We left John Marlott in a particularly bad way last week – mortally wounded and at the feet of his arch-nemesis Daniel Hervey, just as he’d finished killing Esther with his ‘life tonic’. Unfortunately for the resurrected detective, things weren’t going much better in this week’s episode, awaking to find himself locked up in chains within Hervey’s lair. Suddenly overcome by an urge to tell Marlott the whole truth, Hervey admits he killed many people in his pursuit of achieving eternal life. Frederick Dipple is actually the son of his mentor Johann, who taught him the art of resurrection – and that the german aristocrat has “lived longer than any man”. John lies helpless as the sinister duo perform surgery on Esther and create the third member of the living dead posse.

Meanwhile, Renquist is spurned by the Dean of Westminster when he asks for his protection as the investigation closes in on the Church’s role in the recent murders. In a desperate bid to extract himself from suspicion, he gives Pye Street journalist Boz the real autopsy reports and lays the blame squarely at the Dean’s door before instructing Winlocke and the Parish Watch that Frederick Dipple is the man responsible for the clergymen murders. Not to be outdone, the Metropolitan Police are also gearing up for a second arrest of the man, after Queenie finds Sergeant Nightingale’s pocket watch in the corridors beyond the locked door at Dipple’s house.

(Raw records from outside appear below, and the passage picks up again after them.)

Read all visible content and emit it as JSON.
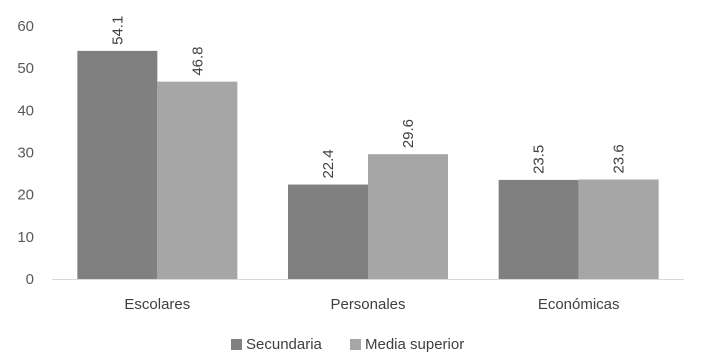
{
  "chart_data": {
    "type": "bar",
    "title": "",
    "xlabel": "",
    "ylabel": "",
    "categories": [
      "Escolares",
      "Personales",
      "Económicas"
    ],
    "series": [
      {
        "name": "Secundaria",
        "values": [
          54.1,
          22.4,
          23.5
        ],
        "color": "#808080"
      },
      {
        "name": "Media superior",
        "values": [
          46.8,
          29.6,
          23.6
        ],
        "color": "#a6a6a6"
      }
    ],
    "ylim": [
      0,
      60
    ],
    "yticks": [
      "0",
      "10",
      "20",
      "30",
      "40",
      "50",
      "60"
    ],
    "grid": false,
    "legend": "bottom",
    "data_labels": [
      "54.1",
      "46.8",
      "22.4",
      "29.6",
      "23.5",
      "23.6"
    ],
    "axis_color": "#d9d9d9"
  }
}
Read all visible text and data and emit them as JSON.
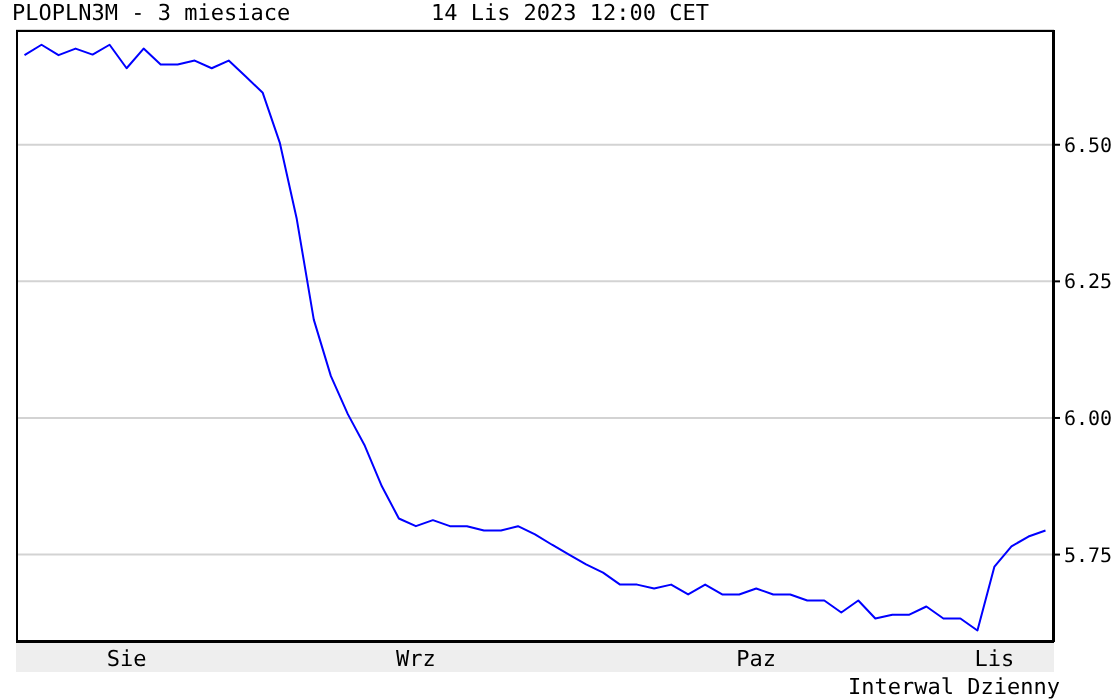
{
  "chart_data": {
    "type": "line",
    "title": "PLOPLN3M - 3 miesiace",
    "subtitle": "14 Lis 2023 12:00 CET",
    "annotations": [
      "Interwal Dzienny"
    ],
    "categories": [
      null,
      null,
      null,
      null,
      null,
      null,
      "Sie",
      null,
      null,
      null,
      null,
      null,
      null,
      null,
      null,
      null,
      null,
      null,
      null,
      null,
      null,
      null,
      null,
      "Wrz",
      null,
      null,
      null,
      null,
      null,
      null,
      null,
      null,
      null,
      null,
      null,
      null,
      null,
      null,
      null,
      null,
      null,
      null,
      null,
      "Paz",
      null,
      null,
      null,
      null,
      null,
      null,
      null,
      null,
      null,
      null,
      null,
      null,
      null,
      "Lis",
      null,
      null,
      null
    ],
    "series": [
      {
        "color": "#0000ff",
        "values": [
          6.664,
          6.683,
          6.664,
          6.676,
          6.665,
          6.683,
          6.64,
          6.676,
          6.647,
          6.647,
          6.654,
          6.64,
          6.654,
          6.625,
          6.595,
          6.504,
          6.364,
          6.18,
          6.077,
          6.007,
          5.949,
          5.875,
          5.816,
          5.802,
          5.813,
          5.802,
          5.802,
          5.794,
          5.794,
          5.802,
          5.787,
          5.768,
          5.75,
          5.732,
          5.717,
          5.695,
          5.695,
          5.688,
          5.695,
          5.677,
          5.695,
          5.677,
          5.677,
          5.688,
          5.677,
          5.677,
          5.666,
          5.666,
          5.644,
          5.666,
          5.633,
          5.64,
          5.64,
          5.655,
          5.633,
          5.633,
          5.611,
          5.728,
          5.765,
          5.783,
          5.794
        ]
      }
    ],
    "ylim": [
      5.59,
      6.71
    ],
    "yticks": [
      5.75,
      {
        "value": 6.0,
        "label": "6.00"
      },
      6.25,
      {
        "value": 6.5,
        "label": "6.50"
      }
    ],
    "grid": "y",
    "marker": "none",
    "line_style": "solid"
  }
}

Sergeant Nightingale’s pocket watch in the corridors beyond the locked door at Dipple’s house.

With both forces converging on the Dipple residence, he demands the life tonic Hervey administers so he can make good his escape. But Hervey needs the scientist’s final secret to master his art of resurrection, and so they have an unconvincing fight for a few minutes whilst the police try and kick down the laboratory door. Once through, they are too late to apprehend Dipple – who swiftly escapes with a barely conscious Esther – but instead slap the cuffs on Hervey, caught red-handed (literally) in his creepy operating rooms. Dipple agrees to free John if he can show him a way out from the capital, and the trio go on the run pursued by the Parish Watch.

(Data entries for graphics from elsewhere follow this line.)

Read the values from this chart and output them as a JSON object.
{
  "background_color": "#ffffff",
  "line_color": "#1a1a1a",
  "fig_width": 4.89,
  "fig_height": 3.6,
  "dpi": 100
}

Esther struggles with her new rebirth as they find sanctuary in Spence’s old rooms, and Dipple explains he needs her to live and “in time you will come to realise you need me too”. Presumably now imbued with some sort of  zombie super strength, Esther finally comes to her senses after six episodes and knocks him out cold with a chamberpot, proclaiming “I am no one’s property!” before escaping into the night with John. That’s that relationship done and dusted then.

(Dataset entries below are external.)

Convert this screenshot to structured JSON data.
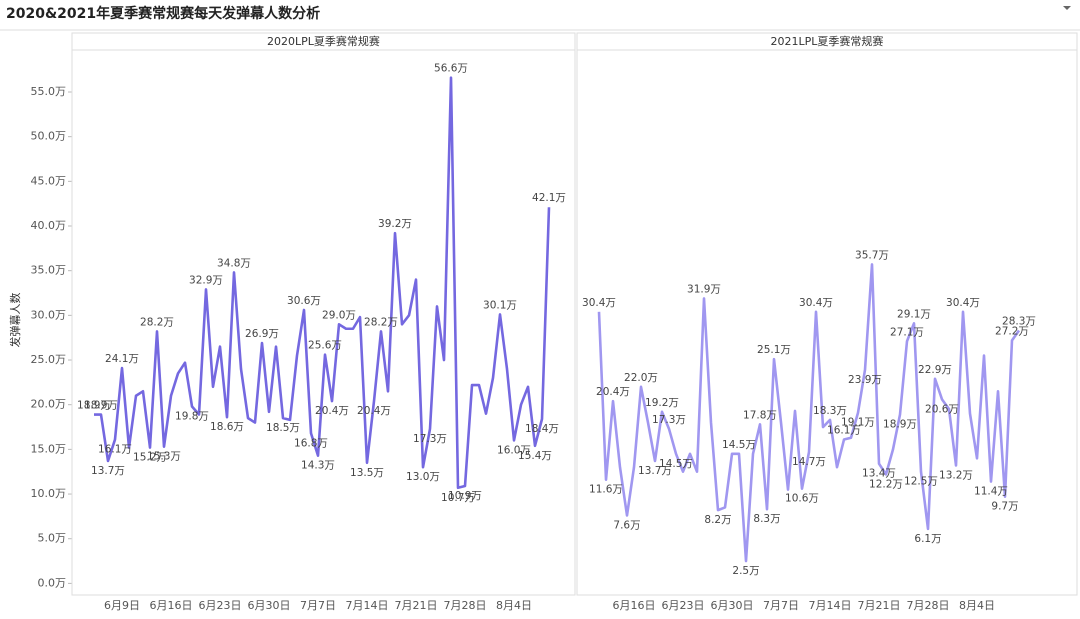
{
  "chart_data": {
    "type": "line",
    "title": "2020&2021年夏季赛常规赛每天发弹幕人数分析",
    "y_label": "发弹幕人数",
    "ylim": [
      -1.3,
      59.7
    ],
    "yticks": [
      {
        "value": 0,
        "label": "0.0万"
      },
      {
        "value": 5,
        "label": "5.0万"
      },
      {
        "value": 10,
        "label": "10.0万"
      },
      {
        "value": 15,
        "label": "15.0万"
      },
      {
        "value": 20,
        "label": "20.0万"
      },
      {
        "value": 25,
        "label": "25.0万"
      },
      {
        "value": 30,
        "label": "30.0万"
      },
      {
        "value": 35,
        "label": "35.0万"
      },
      {
        "value": 40,
        "label": "40.0万"
      },
      {
        "value": 45,
        "label": "45.0万"
      },
      {
        "value": 50,
        "label": "50.0万"
      },
      {
        "value": 55,
        "label": "55.0万"
      }
    ],
    "panels": [
      {
        "title": "2020LPL夏季赛常规赛",
        "color": "#7468e0",
        "categories": [
          null,
          null,
          null,
          null,
          "6月9日",
          null,
          null,
          null,
          null,
          null,
          null,
          "6月16日",
          null,
          null,
          null,
          null,
          null,
          null,
          "6月23日",
          null,
          null,
          null,
          null,
          null,
          null,
          "6月30日",
          null,
          null,
          null,
          null,
          null,
          null,
          "7月7日",
          null,
          null,
          null,
          null,
          null,
          null,
          "7月14日",
          null,
          null,
          null,
          null,
          null,
          null,
          "7月21日",
          null,
          null,
          null,
          null,
          null,
          null,
          "7月28日",
          null,
          null,
          null,
          null,
          null,
          null,
          "8月4日",
          null,
          null,
          null,
          null,
          null
        ],
        "values": [
          18.9,
          18.9,
          13.7,
          16.1,
          24.1,
          15.2,
          21,
          21.5,
          15.2,
          28.2,
          15.3,
          21,
          23.5,
          24.7,
          19.8,
          18.9,
          32.9,
          22,
          26.5,
          18.6,
          34.8,
          24,
          18.5,
          18,
          26.9,
          19.2,
          26.5,
          18.5,
          18.3,
          25.5,
          30.6,
          16.8,
          14.3,
          25.6,
          20.4,
          29.0,
          28.5,
          28.5,
          29.8,
          13.5,
          20.4,
          28.2,
          21.5,
          39.2,
          29,
          30,
          34,
          13.0,
          17.3,
          31,
          25,
          56.6,
          10.7,
          10.9,
          22.2,
          22.2,
          19,
          23,
          30.1,
          24,
          16.0,
          20,
          22,
          15.4,
          18.4,
          42.1
        ],
        "value_labels": [
          "18.9万",
          "18.9万",
          "13.7万",
          "16.1万",
          "24.1万",
          null,
          null,
          null,
          "15.2万",
          "28.2万",
          "15.3万",
          null,
          null,
          null,
          "19.8万",
          null,
          "32.9万",
          null,
          null,
          "18.6万",
          "34.8万",
          null,
          null,
          null,
          "26.9万",
          null,
          null,
          "18.5万",
          null,
          null,
          "30.6万",
          "16.8万",
          "14.3万",
          "25.6万",
          "20.4万",
          "29.0万",
          null,
          null,
          null,
          "13.5万",
          "20.4万",
          "28.2万",
          null,
          "39.2万",
          null,
          null,
          null,
          "13.0万",
          "17.3万",
          null,
          null,
          "56.6万",
          "10.7万",
          "10.9万",
          null,
          null,
          null,
          null,
          "30.1万",
          null,
          "16.0万",
          null,
          null,
          "15.4万",
          "18.4万",
          "42.1万"
        ]
      },
      {
        "title": "2021LPL夏季赛常规赛",
        "color": "#a097f0",
        "categories": [
          null,
          null,
          null,
          null,
          null,
          "6月16日",
          null,
          null,
          null,
          null,
          null,
          null,
          "6月23日",
          null,
          null,
          null,
          null,
          null,
          null,
          "6月30日",
          null,
          null,
          null,
          null,
          null,
          null,
          "7月7日",
          null,
          null,
          null,
          null,
          null,
          null,
          "7月14日",
          null,
          null,
          null,
          null,
          null,
          null,
          "7月21日",
          null,
          null,
          null,
          null,
          null,
          null,
          "7月28日",
          null,
          null,
          null,
          null,
          null,
          null,
          "8月4日",
          null,
          null,
          null,
          null,
          null,
          null
        ],
        "values": [
          30.4,
          11.6,
          20.4,
          13,
          7.6,
          13,
          22.0,
          18,
          13.7,
          19.2,
          17.3,
          14.5,
          12.5,
          14.5,
          12.5,
          31.9,
          18,
          8.2,
          8.5,
          14.5,
          14.5,
          2.5,
          14.5,
          17.8,
          8.3,
          25.1,
          18,
          10.5,
          19.3,
          10.6,
          14.7,
          30.4,
          17.5,
          18.3,
          13,
          16.1,
          16.3,
          19.1,
          23.9,
          35.7,
          13.4,
          12.2,
          15,
          18.9,
          27.1,
          29.1,
          12.5,
          6.1,
          22.9,
          20.6,
          19.5,
          13.2,
          30.4,
          19,
          14,
          25.5,
          11.4,
          21.5,
          9.7,
          27.2,
          28.3
        ],
        "value_labels": [
          "30.4万",
          "11.6万",
          "20.4万",
          null,
          "7.6万",
          null,
          "22.0万",
          null,
          "13.7万",
          "19.2万",
          "17.3万",
          "14.5万",
          null,
          null,
          null,
          "31.9万",
          null,
          "8.2万",
          null,
          null,
          "14.5万",
          "2.5万",
          null,
          "17.8万",
          "8.3万",
          "25.1万",
          null,
          null,
          null,
          "10.6万",
          "14.7万",
          "30.4万",
          null,
          "18.3万",
          null,
          "16.1万",
          null,
          "19.1万",
          "23.9万",
          "35.7万",
          "13.4万",
          "12.2万",
          null,
          "18.9万",
          "27.1万",
          "29.1万",
          "12.5万",
          "6.1万",
          "22.9万",
          "20.6万",
          null,
          "13.2万",
          "30.4万",
          null,
          null,
          null,
          "11.4万",
          null,
          "9.7万",
          "27.2万",
          "28.3万"
        ]
      }
    ]
  }
}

The next morning brings the news of the King’s death, and with it the ascension to the throne of his socially progressive brother. Sir Robert Peel suddenly has the upper hand again and with that, the Dean of Westminster realises he must clean house immediately to avoid any leads coming back to him. Renquist is quickly stabbed to death by the Church’s henchmen and dumped into the unmarked grave of a plague victim, whilst poor Boz is sacked from the Pye Street newspaper after trying to print the truth of the Dean’s plans. Crucially, the Dean will not vouch for Hervey anymore, leaving him languishing in prison and facing the gallows when Peel refuses to help as all the evidence points to him being the Pye Street Murderer. With his one source of life tonic about to perish, Dipple forlornly skulks back to his house to die now his sustaining tinctures are gone forever.

And…that’s it. John sees Esther off as she travels out of London with Billy Oates’ circus and ponders his own future as he faces out to sea, finally free of his tormentors. Done. A thoroughly damp ending for a drama that never threatened to ignite. Whilst there was an inkling of something entertaining underneath the leaden direction and lamentable dialogue throughout, the series never really had enough confidence in itself to try something new. Clearly, it had little confidence from it’s broadcasters also, shoved unceremoniously into the schedule back end of a digital-only channel. What could have been a great premise for a horror and crime hybrid instead settled for a cosy and comfortable period drama which underwhelmed every step of the way. Unfortunately, with all the key players still alive at season’s end, the greatest scare it ever produced is the thought they might re-commission it for a third series.